Sinnoh remains one of the most beloved regions of the Pokémon universe and it would be a shame not to see a remake of it. One thing that Nintendo has done brilliantly with its remakes is make everything look cinematic, almost like a movie. A great example of this is the reveal of Primal Groudon/Kyorge in Omega Ruby and Alpha Sapphire. Now, imagine facing off against Giratina in the Distortion World in glorious 3D. Imagine the battle with Cyrus for the fate of the universe. Best of all, imagine a fully decked fight with the champion, Cynthia, and her monstrous Garchomp. I have to say, I get very excited when I imagine the possibilities that a remake of Diamond, Pearl and Platinum in the style of Generation VII could bring to the franchise.
Whether a remake is necessary is another question entirely, as one could argue that Nintendo remakes are simply cash grabs and they serve no real purpose other than buying time until an original game in a franchise releases, but I disagree. Remaking a game, much like remaking a film, has the potential to bring a great game to a whole new audience and allow them to appreciate it in their own way. Can you honestly tell me that remaking games like The Legend of Zelda: Ocarina of Time and The Legend of Zelda: The Wind Waker weren’t good ideas? They brought two of the most amazing games that Nintendo has ever put out to a brand new audience.

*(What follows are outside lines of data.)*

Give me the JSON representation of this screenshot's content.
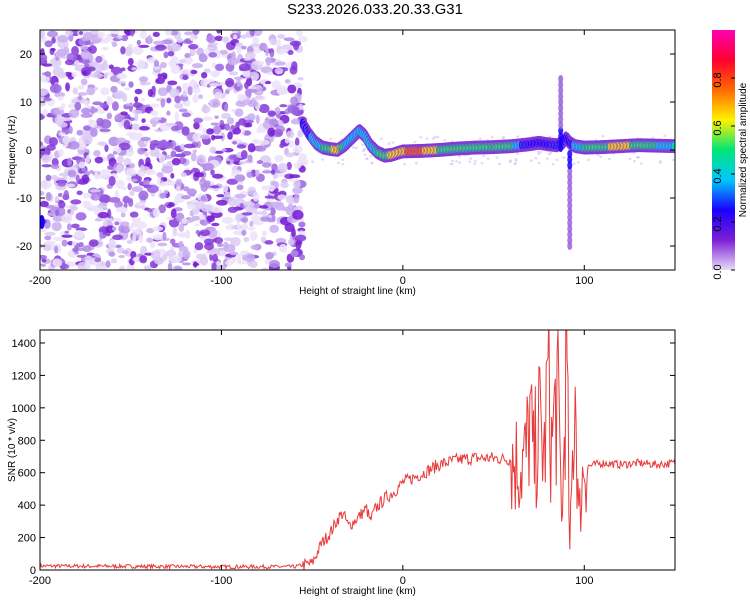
{
  "title": "S233.2026.033.20.33.G31",
  "chart_data": [
    {
      "type": "heatmap",
      "name": "spectrogram",
      "xlabel": "Height of straight line (km)",
      "ylabel": "Frequency (Hz)",
      "xlim": [
        -200,
        150
      ],
      "ylim": [
        -25,
        25
      ],
      "xticks": [
        -200,
        -100,
        0,
        100
      ],
      "yticks": [
        -20,
        -10,
        0,
        10,
        20
      ],
      "colorbar": {
        "label": "Normalized spectral amplitude",
        "range": [
          0.0,
          1.0
        ],
        "ticks": [
          0.0,
          0.2,
          0.4,
          0.6,
          0.8
        ],
        "tick_labels": [
          "0.0",
          "0.2",
          "0.4",
          "0.6",
          "0.8"
        ],
        "colormap": [
          "#e8dcf8",
          "#7d1fd6",
          "#1a00ff",
          "#00c8ff",
          "#00e676",
          "#fff200",
          "#ff6a00",
          "#ff0030",
          "#ff00b4"
        ]
      },
      "noise_region_x": [
        -200,
        -55
      ],
      "signal_trace": {
        "x": [
          -55,
          -52,
          -48,
          -44,
          -40,
          -36,
          -32,
          -28,
          -24,
          -21,
          -18,
          -14,
          -10,
          -6,
          -2,
          0,
          10,
          20,
          30,
          40,
          50,
          60,
          65,
          70,
          75,
          80,
          85,
          88,
          90,
          92,
          95,
          100,
          110,
          120,
          130,
          140,
          150
        ],
        "freq": [
          5.5,
          3.5,
          1.5,
          0.5,
          0.2,
          0.0,
          1.0,
          2.5,
          4.0,
          3.0,
          1.0,
          -0.5,
          -1.2,
          -1.0,
          -0.5,
          -0.3,
          -0.2,
          0.0,
          0.3,
          0.5,
          0.6,
          0.8,
          1.0,
          1.2,
          1.5,
          1.2,
          1.0,
          1.5,
          2.5,
          1.5,
          0.8,
          0.5,
          0.6,
          0.8,
          1.0,
          0.9,
          0.8
        ],
        "amplitude": [
          0.3,
          0.35,
          0.45,
          0.55,
          0.6,
          0.85,
          0.5,
          0.4,
          0.45,
          0.4,
          0.5,
          0.55,
          0.6,
          0.75,
          0.8,
          0.85,
          0.9,
          0.7,
          0.6,
          0.65,
          0.7,
          0.6,
          0.4,
          0.3,
          0.25,
          0.3,
          0.35,
          0.3,
          0.25,
          0.3,
          0.45,
          0.55,
          0.6,
          0.85,
          0.6,
          0.55,
          0.5
        ]
      },
      "vertical_spikes": [
        {
          "x": 90,
          "freq_range": [
            -20,
            15
          ]
        }
      ]
    },
    {
      "type": "line",
      "name": "snr",
      "xlabel": "Height of straight line (km)",
      "ylabel": "SNR (10 * v/v)",
      "xlim": [
        -200,
        150
      ],
      "ylim": [
        0,
        1480
      ],
      "xticks": [
        -200,
        -100,
        0,
        100
      ],
      "yticks": [
        0,
        200,
        400,
        600,
        800,
        1000,
        1200,
        1400
      ],
      "color": "#e83a3a",
      "series": [
        {
          "name": "SNR",
          "x": [
            -200,
            -100,
            -60,
            -50,
            -45,
            -40,
            -35,
            -33,
            -30,
            -25,
            -20,
            -18,
            -15,
            -10,
            -5,
            0,
            10,
            20,
            30,
            40,
            50,
            60,
            65,
            68,
            70,
            72,
            75,
            78,
            80,
            82,
            85,
            88,
            90,
            92,
            95,
            97,
            100,
            102,
            110,
            120,
            130,
            140,
            150
          ],
          "values": [
            25,
            20,
            20,
            40,
            160,
            230,
            330,
            350,
            270,
            320,
            380,
            300,
            380,
            440,
            480,
            540,
            590,
            650,
            680,
            690,
            690,
            680,
            650,
            700,
            950,
            650,
            900,
            700,
            1200,
            750,
            1100,
            300,
            1460,
            100,
            1200,
            300,
            700,
            640,
            660,
            650,
            660,
            650,
            660
          ]
        }
      ]
    }
  ]
}
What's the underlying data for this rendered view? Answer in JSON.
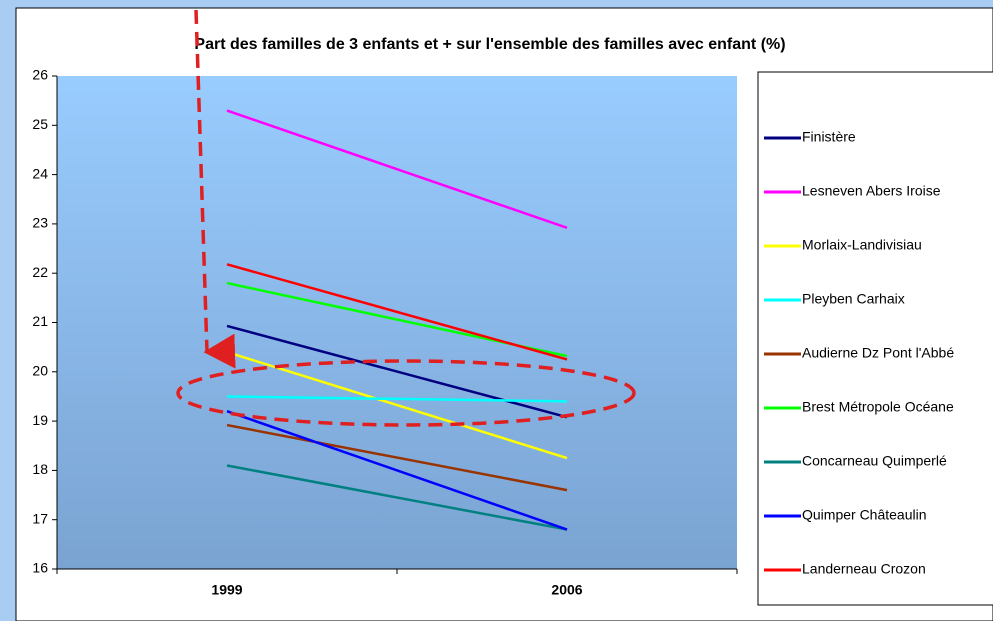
{
  "chart_data": {
    "type": "line",
    "title": "Part des familles de 3 enfants et + sur l'ensemble des familles avec enfant (%)",
    "categories": [
      "1999",
      "2006"
    ],
    "series": [
      {
        "name": "Finistère",
        "color": "#000080",
        "values": [
          20.93,
          19.08
        ]
      },
      {
        "name": "Lesneven Abers Iroise",
        "color": "#ff00ff",
        "values": [
          25.3,
          22.92
        ]
      },
      {
        "name": "Morlaix-Landivisiau",
        "color": "#ffff00",
        "values": [
          20.4,
          18.25
        ]
      },
      {
        "name": "Pleyben Carhaix",
        "color": "#00ffff",
        "values": [
          19.5,
          19.4
        ]
      },
      {
        "name": "Audierne Dz Pont l'Abbé",
        "color": "#993300",
        "values": [
          18.92,
          17.6
        ]
      },
      {
        "name": "Brest Métropole Océane",
        "color": "#00ff00",
        "values": [
          21.8,
          20.32
        ]
      },
      {
        "name": "Concarneau Quimperlé",
        "color": "#008080",
        "values": [
          18.1,
          16.8
        ]
      },
      {
        "name": "Quimper Châteaulin",
        "color": "#0000ff",
        "values": [
          19.2,
          16.8
        ]
      },
      {
        "name": "Landerneau Crozon",
        "color": "#ff0000",
        "values": [
          22.18,
          20.25
        ]
      }
    ],
    "ylim": [
      16,
      26
    ],
    "yticks": [
      16,
      17,
      18,
      19,
      20,
      21,
      22,
      23,
      24,
      25,
      26
    ],
    "grid": false
  }
}
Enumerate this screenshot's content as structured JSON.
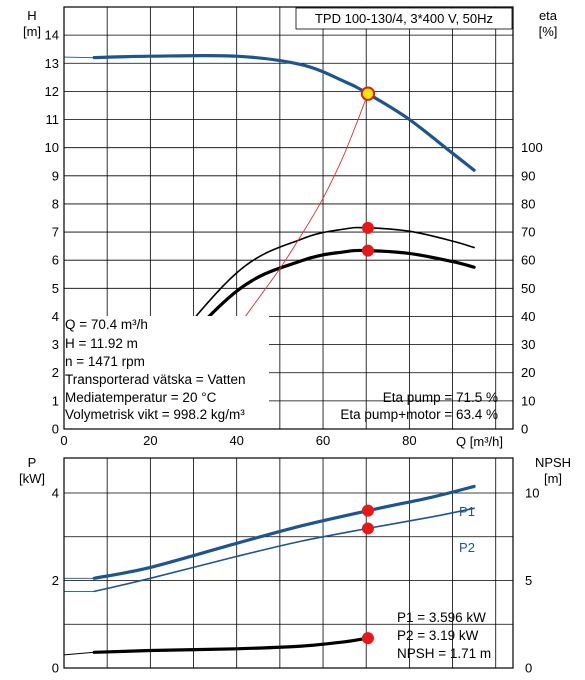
{
  "chart_data": [
    {
      "type": "line",
      "title": "TPD 100-130/4, 3*400 V, 50Hz",
      "xlabel": "Q [m³/h]",
      "ylabel_left": [
        "H",
        "[m]"
      ],
      "ylabel_right": [
        "eta",
        "[%]"
      ],
      "xlim": [
        0,
        104
      ],
      "ylim_left": [
        0,
        15
      ],
      "ylim_right": [
        0,
        150
      ],
      "x_ticks": [
        "0",
        "20",
        "40",
        "60",
        "80"
      ],
      "y_ticks_left": [
        "0",
        "1",
        "2",
        "3",
        "4",
        "5",
        "6",
        "7",
        "8",
        "9",
        "10",
        "11",
        "12",
        "13",
        "14"
      ],
      "y_ticks_right": [
        "0",
        "10",
        "20",
        "30",
        "40",
        "50",
        "60",
        "70",
        "80",
        "90",
        "100"
      ],
      "grid": true,
      "series": [
        {
          "axis": "left",
          "color": "#1d5591",
          "width": 3.2,
          "x": [
            7,
            20,
            40,
            55,
            65,
            70.4,
            80,
            90,
            95
          ],
          "y": [
            13.2,
            13.25,
            13.25,
            12.95,
            12.35,
            11.92,
            11.0,
            9.8,
            9.2
          ]
        },
        {
          "axis": "right",
          "color": "#000000",
          "width": 1.6,
          "x": [
            7,
            20,
            40,
            55,
            65,
            70.4,
            80,
            90,
            95
          ],
          "y": [
            -8.5,
            20,
            55.5,
            67.5,
            71.1,
            71.5,
            70.3,
            66.8,
            64.5
          ]
        },
        {
          "axis": "right",
          "color": "#000000",
          "width": 3.2,
          "x": [
            7,
            20,
            40,
            55,
            65,
            70.4,
            80,
            90,
            95
          ],
          "y": [
            -7.5,
            17.5,
            49,
            59.8,
            63.0,
            63.4,
            62.4,
            59.5,
            57.5
          ]
        },
        {
          "axis": "left",
          "color": "#e03030",
          "width": 0.9,
          "x": [
            42,
            50,
            55,
            60,
            65,
            70.4
          ],
          "y": [
            4.0,
            5.7,
            6.9,
            8.2,
            9.8,
            11.92
          ]
        }
      ],
      "operating_points": [
        {
          "x": 70.4,
          "y": 11.92,
          "axis": "left",
          "style": "yellow"
        },
        {
          "x": 70.4,
          "y": 71.5,
          "axis": "right",
          "style": "red"
        },
        {
          "x": 70.4,
          "y": 63.4,
          "axis": "right",
          "style": "red"
        }
      ],
      "annotations_left": [
        "Q = 70.4 m³/h",
        "H = 11.92 m",
        "n = 1471 rpm",
        "Transporterad vätska = Vatten",
        "Mediatemperatur = 20 °C",
        "Volymetrisk vikt = 998.2 kg/m³"
      ],
      "annotations_right": [
        "Eta pump = 71.5 %",
        "Eta pump+motor = 63.4 %"
      ]
    },
    {
      "type": "line",
      "xlim": [
        0,
        104
      ],
      "ylabel_left": [
        "P",
        "[kW]"
      ],
      "ylabel_right": [
        "NPSH",
        "[m]"
      ],
      "ylim_left": [
        0,
        4.8
      ],
      "ylim_right": [
        0,
        12
      ],
      "y_ticks_left": [
        "0",
        "2",
        "4"
      ],
      "y_ticks_right": [
        "0",
        "5",
        "10"
      ],
      "grid": true,
      "series": [
        {
          "name": "P1",
          "axis": "left",
          "color": "#1d5591",
          "width": 3.2,
          "x": [
            7,
            20,
            40,
            55,
            70.4,
            85,
            95
          ],
          "y": [
            2.05,
            2.3,
            2.85,
            3.25,
            3.596,
            3.9,
            4.15
          ]
        },
        {
          "name": "P2",
          "axis": "left",
          "color": "#1d5591",
          "width": 1.6,
          "x": [
            7,
            20,
            40,
            55,
            70.4,
            85,
            95
          ],
          "y": [
            1.75,
            2.05,
            2.55,
            2.9,
            3.19,
            3.45,
            3.65
          ]
        },
        {
          "axis": "right",
          "color": "#000000",
          "width": 3.2,
          "x": [
            7,
            20,
            40,
            55,
            65,
            70.4
          ],
          "y": [
            0.9,
            1.0,
            1.1,
            1.25,
            1.5,
            1.71
          ]
        }
      ],
      "operating_points": [
        {
          "x": 70.4,
          "y": 3.596,
          "axis": "left",
          "style": "red"
        },
        {
          "x": 70.4,
          "y": 3.19,
          "axis": "left",
          "style": "red"
        },
        {
          "x": 70.4,
          "y": 1.71,
          "axis": "right",
          "style": "red"
        }
      ],
      "annotations_right": [
        "P1 = 3.596 kW",
        "P2 = 3.19 kW",
        "NPSH = 1.71 m"
      ]
    }
  ]
}
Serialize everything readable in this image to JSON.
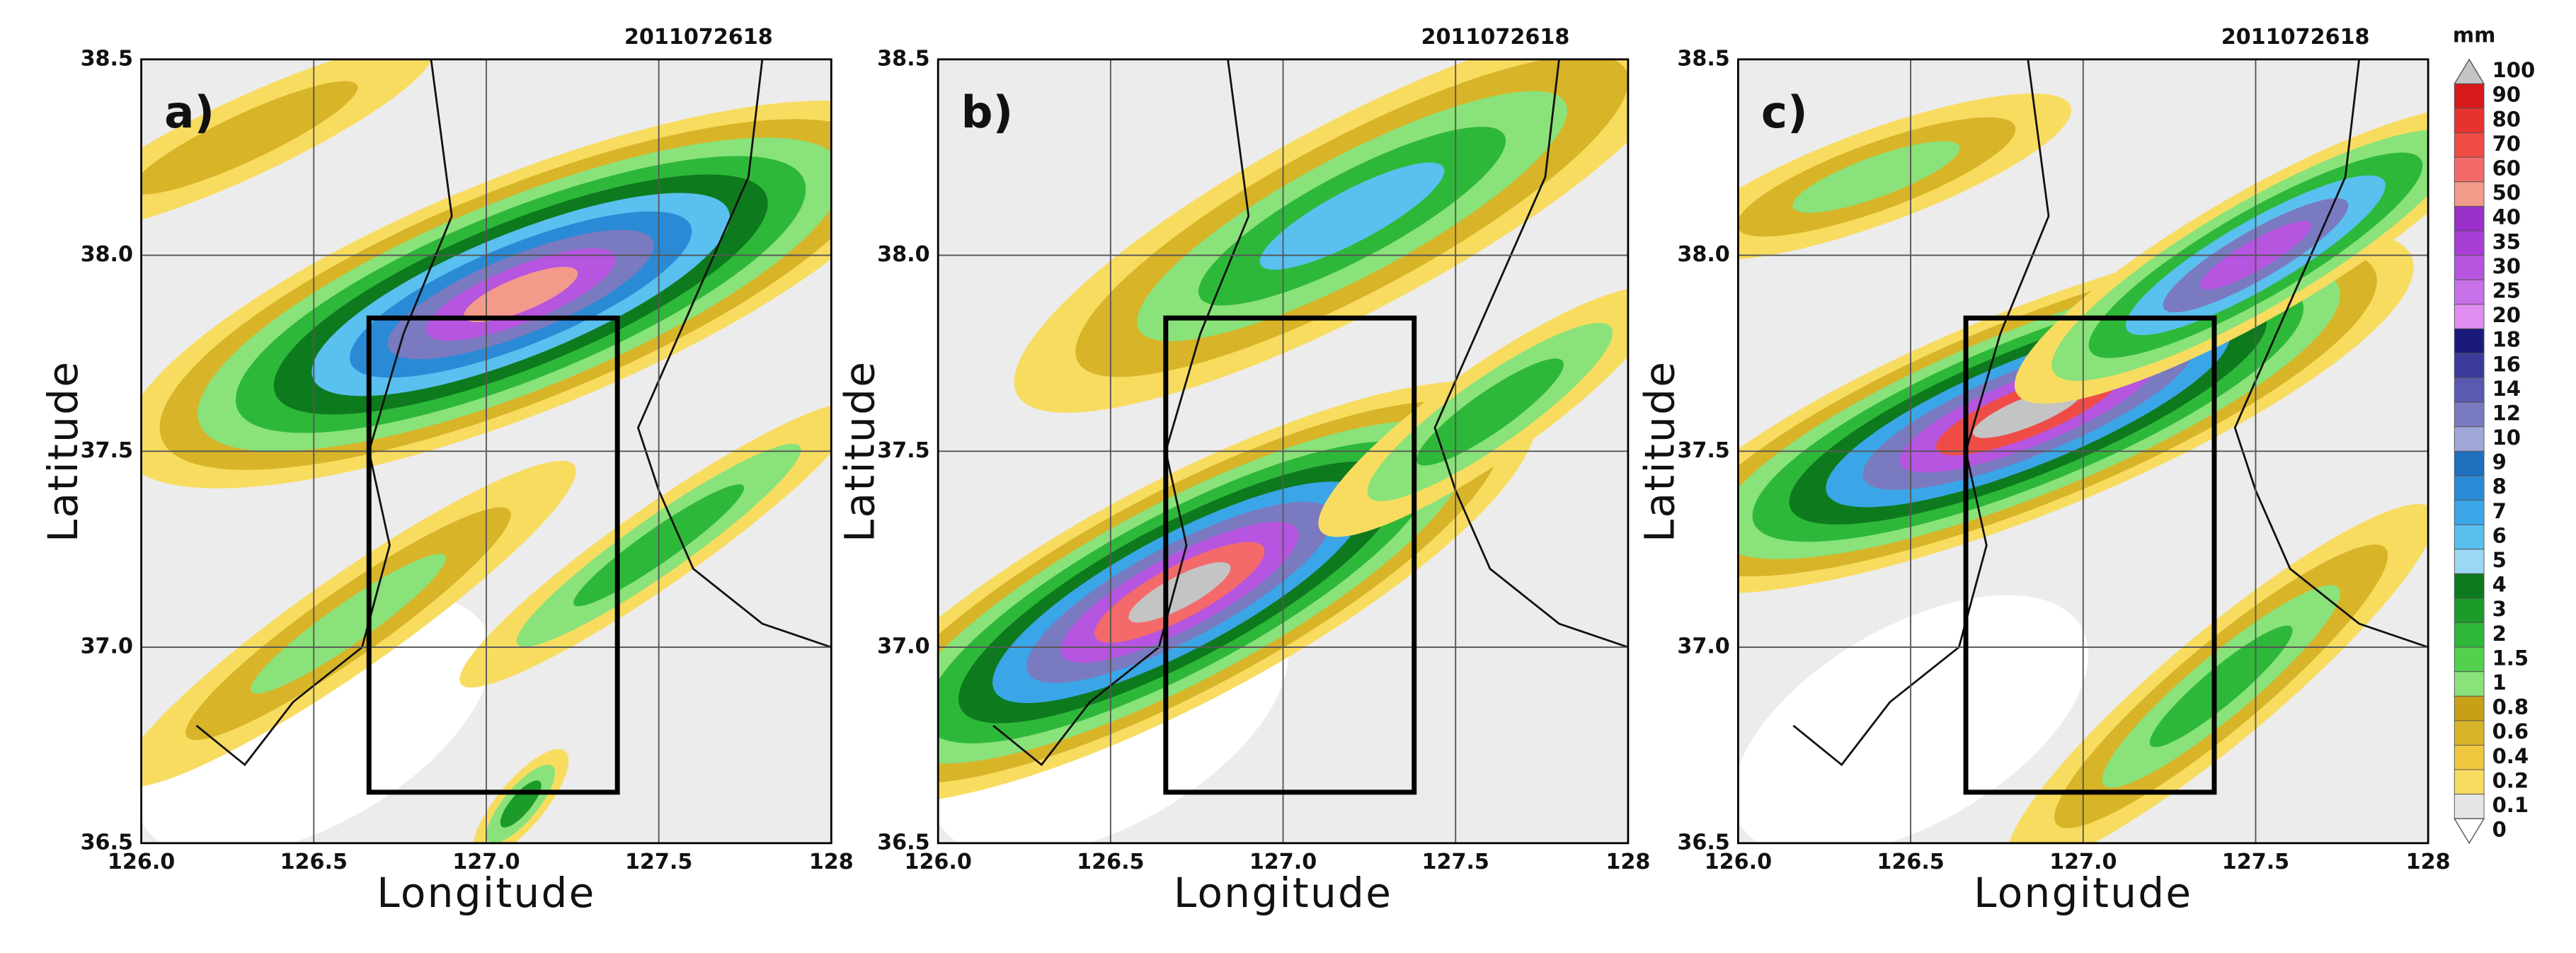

With the announcement of Pokémon: Let’s Go, and the reality of finally having a mainstream series game on a home console, I can’t help but wonder what it means for the future of The Pokémon Company’s style of remaking older games on newer consoles. In the game that is set to be released for the Nintendo Switch, Trainers are thrust back into Kanto, the region that introduced players around the world to the original 151 creatures that forever changed gaming. However, we’ve seen Kanto represented twice before this, in the styles of Generation III and Generation IV. Does this mean that Nintendo is scrapping the remake idea entirely, or will we see a remake for Generation IV in the future? I for one, hope that we do see it, one day.